COMPARISON BETWEEN GRAFTS WITH INTACT NERVES AND STANDARD FREE GRAFTS OF THE RAT EXTENSOR DIGITORUM LONGUS MUSCLE

  • 1 January 1981
    • journal article
    • research article
    • Vol. 30 (6), 505-+
Abstract
Standard grafts and nerve-intact grafts of the extensor digitorum longus muscle were compared in the rat. In standard grafts, the muscle was completely removed from its bed and replaced; nerve-intact grafts were treated in an identical manner except that the muscle nerve was not severed. Nerve-intact grafts underwent the same sequence of skeletal muscle fiber degeneration and regeneration as standard grafts. In nerve-intact grafts, the intramuscular portions of the nerve fibers initially degenerated, but within 1 wk new nerve fibers had regenerated back to the original zone of motor end-plates.

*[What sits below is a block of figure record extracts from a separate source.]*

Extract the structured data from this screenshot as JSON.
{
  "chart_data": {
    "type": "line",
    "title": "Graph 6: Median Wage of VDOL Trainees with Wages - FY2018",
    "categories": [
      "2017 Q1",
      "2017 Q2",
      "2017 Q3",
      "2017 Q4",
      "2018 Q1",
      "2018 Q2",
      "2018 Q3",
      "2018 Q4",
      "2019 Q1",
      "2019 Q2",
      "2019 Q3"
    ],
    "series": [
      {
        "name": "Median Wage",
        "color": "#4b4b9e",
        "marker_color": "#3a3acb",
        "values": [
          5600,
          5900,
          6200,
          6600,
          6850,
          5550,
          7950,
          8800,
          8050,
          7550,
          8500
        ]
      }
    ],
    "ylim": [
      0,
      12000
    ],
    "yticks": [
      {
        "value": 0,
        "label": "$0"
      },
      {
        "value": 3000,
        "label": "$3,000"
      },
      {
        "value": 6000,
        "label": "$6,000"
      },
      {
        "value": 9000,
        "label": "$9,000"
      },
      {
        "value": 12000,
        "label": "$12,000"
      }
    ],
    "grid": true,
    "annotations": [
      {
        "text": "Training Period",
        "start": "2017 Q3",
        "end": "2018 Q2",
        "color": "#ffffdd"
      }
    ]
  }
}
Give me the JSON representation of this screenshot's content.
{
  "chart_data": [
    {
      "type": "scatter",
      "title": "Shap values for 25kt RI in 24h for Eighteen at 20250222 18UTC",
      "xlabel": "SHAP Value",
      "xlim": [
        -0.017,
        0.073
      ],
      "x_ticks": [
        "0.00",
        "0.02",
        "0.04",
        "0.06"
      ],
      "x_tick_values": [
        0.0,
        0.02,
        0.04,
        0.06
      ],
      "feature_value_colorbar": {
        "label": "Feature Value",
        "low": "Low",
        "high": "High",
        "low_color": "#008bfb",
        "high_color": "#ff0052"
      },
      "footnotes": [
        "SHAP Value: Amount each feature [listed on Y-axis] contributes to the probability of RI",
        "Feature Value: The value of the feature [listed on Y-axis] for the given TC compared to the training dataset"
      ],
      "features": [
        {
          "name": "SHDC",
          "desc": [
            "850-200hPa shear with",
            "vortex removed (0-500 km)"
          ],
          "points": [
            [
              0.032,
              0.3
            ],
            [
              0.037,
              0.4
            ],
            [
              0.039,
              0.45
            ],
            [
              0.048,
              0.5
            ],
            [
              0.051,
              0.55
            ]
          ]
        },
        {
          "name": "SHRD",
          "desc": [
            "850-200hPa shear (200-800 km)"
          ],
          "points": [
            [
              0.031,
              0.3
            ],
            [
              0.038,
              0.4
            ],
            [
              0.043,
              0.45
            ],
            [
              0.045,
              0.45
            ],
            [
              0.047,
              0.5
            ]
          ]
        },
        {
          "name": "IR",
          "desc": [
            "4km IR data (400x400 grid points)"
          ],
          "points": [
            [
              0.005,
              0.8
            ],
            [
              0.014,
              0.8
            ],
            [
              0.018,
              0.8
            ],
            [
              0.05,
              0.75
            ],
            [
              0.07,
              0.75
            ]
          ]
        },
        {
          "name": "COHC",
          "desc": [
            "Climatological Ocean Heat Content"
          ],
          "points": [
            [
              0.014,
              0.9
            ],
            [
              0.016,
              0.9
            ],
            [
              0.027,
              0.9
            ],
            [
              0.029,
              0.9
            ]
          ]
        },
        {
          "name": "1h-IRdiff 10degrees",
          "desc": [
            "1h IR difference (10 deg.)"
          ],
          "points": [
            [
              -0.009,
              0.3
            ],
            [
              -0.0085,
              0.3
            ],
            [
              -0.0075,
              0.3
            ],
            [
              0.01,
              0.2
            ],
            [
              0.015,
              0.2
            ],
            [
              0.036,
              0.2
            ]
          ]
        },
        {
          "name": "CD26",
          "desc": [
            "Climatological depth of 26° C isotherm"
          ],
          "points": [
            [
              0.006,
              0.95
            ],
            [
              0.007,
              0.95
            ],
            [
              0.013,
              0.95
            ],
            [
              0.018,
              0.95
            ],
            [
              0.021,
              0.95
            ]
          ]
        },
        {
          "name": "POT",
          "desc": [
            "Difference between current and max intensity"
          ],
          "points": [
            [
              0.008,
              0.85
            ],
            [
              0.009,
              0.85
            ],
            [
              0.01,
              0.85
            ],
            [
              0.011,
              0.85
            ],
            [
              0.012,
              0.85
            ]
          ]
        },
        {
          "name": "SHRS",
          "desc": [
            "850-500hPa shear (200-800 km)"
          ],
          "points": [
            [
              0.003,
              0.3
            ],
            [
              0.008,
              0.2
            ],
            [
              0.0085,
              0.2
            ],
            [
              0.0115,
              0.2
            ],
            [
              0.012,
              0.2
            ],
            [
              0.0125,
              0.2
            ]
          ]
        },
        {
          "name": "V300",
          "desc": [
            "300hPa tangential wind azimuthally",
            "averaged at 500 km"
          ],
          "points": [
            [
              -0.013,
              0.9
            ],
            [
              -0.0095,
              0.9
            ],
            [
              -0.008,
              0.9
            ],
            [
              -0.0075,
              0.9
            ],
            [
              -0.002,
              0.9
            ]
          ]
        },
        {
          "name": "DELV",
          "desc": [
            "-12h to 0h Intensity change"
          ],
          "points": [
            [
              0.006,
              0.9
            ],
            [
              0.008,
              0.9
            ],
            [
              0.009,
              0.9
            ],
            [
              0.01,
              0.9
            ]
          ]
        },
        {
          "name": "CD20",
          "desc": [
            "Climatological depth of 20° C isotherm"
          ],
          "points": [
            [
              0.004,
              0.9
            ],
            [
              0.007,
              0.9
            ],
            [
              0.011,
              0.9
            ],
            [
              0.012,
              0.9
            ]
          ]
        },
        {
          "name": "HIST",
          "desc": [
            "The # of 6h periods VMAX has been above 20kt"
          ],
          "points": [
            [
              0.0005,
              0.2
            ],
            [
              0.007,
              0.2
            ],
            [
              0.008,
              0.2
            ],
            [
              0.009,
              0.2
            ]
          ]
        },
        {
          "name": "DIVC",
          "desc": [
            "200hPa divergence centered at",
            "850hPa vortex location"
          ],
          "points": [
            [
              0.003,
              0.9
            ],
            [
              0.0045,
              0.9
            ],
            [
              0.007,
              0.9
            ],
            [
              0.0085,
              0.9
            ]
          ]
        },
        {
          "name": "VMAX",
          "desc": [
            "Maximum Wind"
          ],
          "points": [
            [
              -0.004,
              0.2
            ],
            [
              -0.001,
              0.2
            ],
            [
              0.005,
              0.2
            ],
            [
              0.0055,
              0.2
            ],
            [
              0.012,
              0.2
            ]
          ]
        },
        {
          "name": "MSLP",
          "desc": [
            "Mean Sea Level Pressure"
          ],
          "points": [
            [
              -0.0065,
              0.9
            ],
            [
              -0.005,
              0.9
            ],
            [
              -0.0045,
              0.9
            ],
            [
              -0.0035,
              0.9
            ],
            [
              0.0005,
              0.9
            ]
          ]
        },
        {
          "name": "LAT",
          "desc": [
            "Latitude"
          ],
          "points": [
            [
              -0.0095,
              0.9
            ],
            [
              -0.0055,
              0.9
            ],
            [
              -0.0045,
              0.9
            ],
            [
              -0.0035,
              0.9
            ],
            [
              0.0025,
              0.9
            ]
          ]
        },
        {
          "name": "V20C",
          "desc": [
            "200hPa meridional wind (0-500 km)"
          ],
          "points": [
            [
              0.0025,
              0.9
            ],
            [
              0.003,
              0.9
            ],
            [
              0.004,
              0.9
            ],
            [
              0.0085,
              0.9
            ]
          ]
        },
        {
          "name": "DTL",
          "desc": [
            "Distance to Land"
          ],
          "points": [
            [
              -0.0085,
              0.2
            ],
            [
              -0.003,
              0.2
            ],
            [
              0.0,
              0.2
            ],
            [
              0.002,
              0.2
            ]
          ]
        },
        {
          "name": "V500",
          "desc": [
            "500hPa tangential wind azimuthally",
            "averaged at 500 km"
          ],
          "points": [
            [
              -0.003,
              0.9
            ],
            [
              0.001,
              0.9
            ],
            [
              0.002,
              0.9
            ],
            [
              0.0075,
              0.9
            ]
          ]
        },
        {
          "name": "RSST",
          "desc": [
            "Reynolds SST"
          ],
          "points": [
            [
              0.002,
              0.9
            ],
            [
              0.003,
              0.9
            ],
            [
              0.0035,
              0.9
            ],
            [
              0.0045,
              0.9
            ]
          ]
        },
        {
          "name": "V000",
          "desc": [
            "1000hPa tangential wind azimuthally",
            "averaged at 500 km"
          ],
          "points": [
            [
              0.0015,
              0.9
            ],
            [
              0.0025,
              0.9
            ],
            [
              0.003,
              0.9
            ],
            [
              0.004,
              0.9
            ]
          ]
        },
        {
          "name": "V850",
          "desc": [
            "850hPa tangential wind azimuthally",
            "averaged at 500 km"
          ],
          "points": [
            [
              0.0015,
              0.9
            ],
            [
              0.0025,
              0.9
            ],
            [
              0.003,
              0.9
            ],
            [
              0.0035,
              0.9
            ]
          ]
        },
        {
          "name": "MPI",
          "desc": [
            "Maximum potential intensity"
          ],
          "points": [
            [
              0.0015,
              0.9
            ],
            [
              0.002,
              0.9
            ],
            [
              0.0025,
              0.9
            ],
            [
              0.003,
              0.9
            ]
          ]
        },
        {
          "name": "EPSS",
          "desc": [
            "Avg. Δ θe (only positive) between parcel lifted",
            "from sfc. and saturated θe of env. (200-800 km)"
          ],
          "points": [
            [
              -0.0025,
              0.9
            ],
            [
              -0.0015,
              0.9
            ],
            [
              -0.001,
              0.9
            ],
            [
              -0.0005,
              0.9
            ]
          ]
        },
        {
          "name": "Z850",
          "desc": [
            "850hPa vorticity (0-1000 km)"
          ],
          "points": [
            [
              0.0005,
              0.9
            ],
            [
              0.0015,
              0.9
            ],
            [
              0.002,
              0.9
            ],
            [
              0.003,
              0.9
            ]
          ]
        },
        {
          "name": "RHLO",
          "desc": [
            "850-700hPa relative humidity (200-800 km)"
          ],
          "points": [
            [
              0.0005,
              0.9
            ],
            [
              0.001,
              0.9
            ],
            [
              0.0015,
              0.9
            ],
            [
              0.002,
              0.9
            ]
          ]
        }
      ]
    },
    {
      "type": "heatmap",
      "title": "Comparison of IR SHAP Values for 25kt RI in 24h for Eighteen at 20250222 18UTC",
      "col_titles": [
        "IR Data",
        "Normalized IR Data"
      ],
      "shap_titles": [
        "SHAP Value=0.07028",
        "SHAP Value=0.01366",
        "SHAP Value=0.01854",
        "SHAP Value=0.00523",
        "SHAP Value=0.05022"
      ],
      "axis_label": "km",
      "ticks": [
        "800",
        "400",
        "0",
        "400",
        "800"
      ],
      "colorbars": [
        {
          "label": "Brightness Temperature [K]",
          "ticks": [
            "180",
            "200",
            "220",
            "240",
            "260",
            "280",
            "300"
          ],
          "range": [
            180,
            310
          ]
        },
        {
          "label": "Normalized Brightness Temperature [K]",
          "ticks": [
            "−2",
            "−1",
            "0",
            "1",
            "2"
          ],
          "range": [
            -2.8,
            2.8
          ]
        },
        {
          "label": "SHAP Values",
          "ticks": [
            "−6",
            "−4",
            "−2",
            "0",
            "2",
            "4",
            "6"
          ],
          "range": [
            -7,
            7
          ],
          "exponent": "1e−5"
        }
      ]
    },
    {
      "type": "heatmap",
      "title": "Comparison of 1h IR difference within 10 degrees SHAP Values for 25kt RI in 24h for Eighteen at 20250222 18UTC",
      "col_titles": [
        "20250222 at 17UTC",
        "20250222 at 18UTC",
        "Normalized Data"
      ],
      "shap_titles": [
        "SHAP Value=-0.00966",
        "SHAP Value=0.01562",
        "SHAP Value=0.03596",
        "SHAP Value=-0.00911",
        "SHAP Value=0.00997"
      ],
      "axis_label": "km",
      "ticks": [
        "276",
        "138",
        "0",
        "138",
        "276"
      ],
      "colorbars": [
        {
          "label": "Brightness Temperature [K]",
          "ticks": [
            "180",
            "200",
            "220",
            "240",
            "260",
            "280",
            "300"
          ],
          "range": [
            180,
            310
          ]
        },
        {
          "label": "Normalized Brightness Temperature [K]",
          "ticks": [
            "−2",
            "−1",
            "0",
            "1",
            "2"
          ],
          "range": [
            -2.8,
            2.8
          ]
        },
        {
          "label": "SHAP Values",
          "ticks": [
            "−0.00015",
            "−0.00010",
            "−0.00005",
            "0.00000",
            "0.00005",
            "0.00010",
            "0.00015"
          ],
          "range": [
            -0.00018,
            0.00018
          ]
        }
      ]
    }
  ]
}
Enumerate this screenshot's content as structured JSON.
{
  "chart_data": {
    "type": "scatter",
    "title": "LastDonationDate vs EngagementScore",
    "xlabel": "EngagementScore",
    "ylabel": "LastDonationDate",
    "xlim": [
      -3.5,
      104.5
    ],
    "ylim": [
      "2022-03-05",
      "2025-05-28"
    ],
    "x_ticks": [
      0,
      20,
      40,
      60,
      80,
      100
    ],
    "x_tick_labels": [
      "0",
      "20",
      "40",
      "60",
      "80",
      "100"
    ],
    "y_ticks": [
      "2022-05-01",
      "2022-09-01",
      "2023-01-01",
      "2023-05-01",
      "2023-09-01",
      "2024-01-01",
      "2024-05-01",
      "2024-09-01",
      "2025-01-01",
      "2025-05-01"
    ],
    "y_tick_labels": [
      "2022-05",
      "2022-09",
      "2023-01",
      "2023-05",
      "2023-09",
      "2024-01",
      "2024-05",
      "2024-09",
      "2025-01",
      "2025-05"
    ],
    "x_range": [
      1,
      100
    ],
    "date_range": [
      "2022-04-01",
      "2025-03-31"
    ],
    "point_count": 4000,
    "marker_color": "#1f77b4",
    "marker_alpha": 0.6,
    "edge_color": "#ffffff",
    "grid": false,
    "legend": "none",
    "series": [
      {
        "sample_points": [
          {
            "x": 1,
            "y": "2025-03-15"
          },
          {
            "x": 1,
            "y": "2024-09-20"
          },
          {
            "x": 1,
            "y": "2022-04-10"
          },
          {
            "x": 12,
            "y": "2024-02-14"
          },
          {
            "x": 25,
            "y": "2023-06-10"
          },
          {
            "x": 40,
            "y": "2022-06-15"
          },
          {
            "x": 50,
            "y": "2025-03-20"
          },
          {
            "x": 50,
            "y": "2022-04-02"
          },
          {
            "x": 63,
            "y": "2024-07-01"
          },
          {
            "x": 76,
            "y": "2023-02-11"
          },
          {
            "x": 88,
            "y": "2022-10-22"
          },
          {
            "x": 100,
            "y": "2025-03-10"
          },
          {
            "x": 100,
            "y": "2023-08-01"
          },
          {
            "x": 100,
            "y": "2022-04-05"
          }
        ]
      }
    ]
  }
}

By 60 days, the weight of nerve-intact grafts approached those of control muscles. Contractile tension in nerve-intact grafts was greater than that of standard grafts. In standard and nerve-intact grafts choline acetyltransferase activity rapidly decreased to low values and then increased along curves roughly paralleling the muscle weights. In nerve-intact grafts, neuromuscular transmission was established early in the 2nd wk whereas a considerably later return was seen in standard grafts. Either the early onset or the topographical pattern of reinnervation are potentially major factors in determining the success of free muscle grafts.